PM4ID, the First Canadian Edition, offers new features and improvements to the original textbook, including:
- New cover design, updated fonts, and enhanced list of Glossary terms.
- Addition of four new case studies, written to deepen reader comprehension.
- Inclusion of images with diverse skin tones, body shapes, abilities, and gender to increase representation.
- Revised content to feature Canadian spelling and contexts.
- Overall review of all written material in the textbook with detailed notes documenting content revisions.
- Comprehensive revisions based on peer reviews collected by the Open Textbook Library.
- Significant revisions to Chapter 6, with major updates to content on communication and scheduling (project management) software focusing on web-based solutions.
- Multiple versions of the book, including PDF, EPUB, HTML, MOBI, and all chapters are available in natural voice audio recordings.
- A series of video cases with interviews of Canadian instructional design experts (video and audio recordings).
- Interactive reviews of three chapters using H5P activities.
Recommendations for Future Editors
Alignment of writing style and formatting consistency
It is challenging to ensure that the writing style is consistent throughout the textbook with a diverse team of contributors. We feel that aligning the writing style and ensuring uniformity of tables and charts are worthwhile tasks for a future team.
A significant portion of our revisions focussed on increased accessibility features, including additions to the glossary, a text hover feature, and updated chapter audio recordings. Future editors should know that increased accessibility features lead to multiple locations for some elements. For example, definitions within the text are also located in the glossary and hover text effect.
It is important to note that if our work is revised, the glossary, hover text, and chapter audio recordings will need to be updated to accommodate those changes. The text-to-speech (TTS) translation can also be updated as the technology improves.

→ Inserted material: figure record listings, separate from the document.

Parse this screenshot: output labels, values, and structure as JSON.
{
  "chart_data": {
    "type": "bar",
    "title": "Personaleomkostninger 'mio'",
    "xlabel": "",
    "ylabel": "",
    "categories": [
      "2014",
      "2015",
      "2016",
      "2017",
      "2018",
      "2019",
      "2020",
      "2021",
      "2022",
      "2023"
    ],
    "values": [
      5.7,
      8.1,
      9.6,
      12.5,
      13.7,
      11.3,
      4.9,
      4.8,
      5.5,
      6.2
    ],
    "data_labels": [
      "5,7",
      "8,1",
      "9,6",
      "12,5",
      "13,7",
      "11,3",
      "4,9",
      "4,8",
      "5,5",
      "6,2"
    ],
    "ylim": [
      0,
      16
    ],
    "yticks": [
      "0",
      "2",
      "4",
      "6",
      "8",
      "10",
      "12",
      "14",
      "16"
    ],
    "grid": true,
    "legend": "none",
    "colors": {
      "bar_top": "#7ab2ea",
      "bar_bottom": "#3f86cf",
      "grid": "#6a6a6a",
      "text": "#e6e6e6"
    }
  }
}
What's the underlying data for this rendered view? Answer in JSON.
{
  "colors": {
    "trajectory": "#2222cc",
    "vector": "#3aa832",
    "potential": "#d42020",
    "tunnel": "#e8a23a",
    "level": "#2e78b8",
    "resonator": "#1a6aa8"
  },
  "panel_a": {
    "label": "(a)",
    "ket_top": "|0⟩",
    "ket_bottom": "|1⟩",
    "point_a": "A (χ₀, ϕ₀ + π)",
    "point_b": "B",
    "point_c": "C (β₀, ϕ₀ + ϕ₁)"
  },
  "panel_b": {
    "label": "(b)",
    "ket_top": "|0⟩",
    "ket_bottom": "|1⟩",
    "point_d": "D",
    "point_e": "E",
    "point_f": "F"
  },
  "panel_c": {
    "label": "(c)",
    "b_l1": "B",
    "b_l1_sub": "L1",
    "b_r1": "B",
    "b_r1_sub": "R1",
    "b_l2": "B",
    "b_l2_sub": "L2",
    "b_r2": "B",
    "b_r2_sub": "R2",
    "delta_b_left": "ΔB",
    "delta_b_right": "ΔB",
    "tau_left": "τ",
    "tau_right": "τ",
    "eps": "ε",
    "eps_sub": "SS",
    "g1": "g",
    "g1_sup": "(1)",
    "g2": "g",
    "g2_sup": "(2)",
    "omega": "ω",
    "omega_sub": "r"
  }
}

Content accuracy and relevance
One challenge that we faced as a team was not being experts on the topic of project management. We believe that some textbook sections would benefit from a review by project management experts to determine accuracy and relevancy. For example, chapter six required major revisions, so other chapters may need significant modifications. Two sections where this might be true are 9.6 and 10.2.
Questions and key takeaways
If time permitted, we would have contributed additional questions and key takeaways with learning points for the reader to consider. Future editors may want to contribute additional questions and key takeaways to improve reader understanding.
Instructional design case studies and video interviews
Chapters that might benefit from case studies include chapters 5, 7, and 9. Additional video interviews from instructional design experts across Canada would contribute a broader representation of project management strategies and best practices.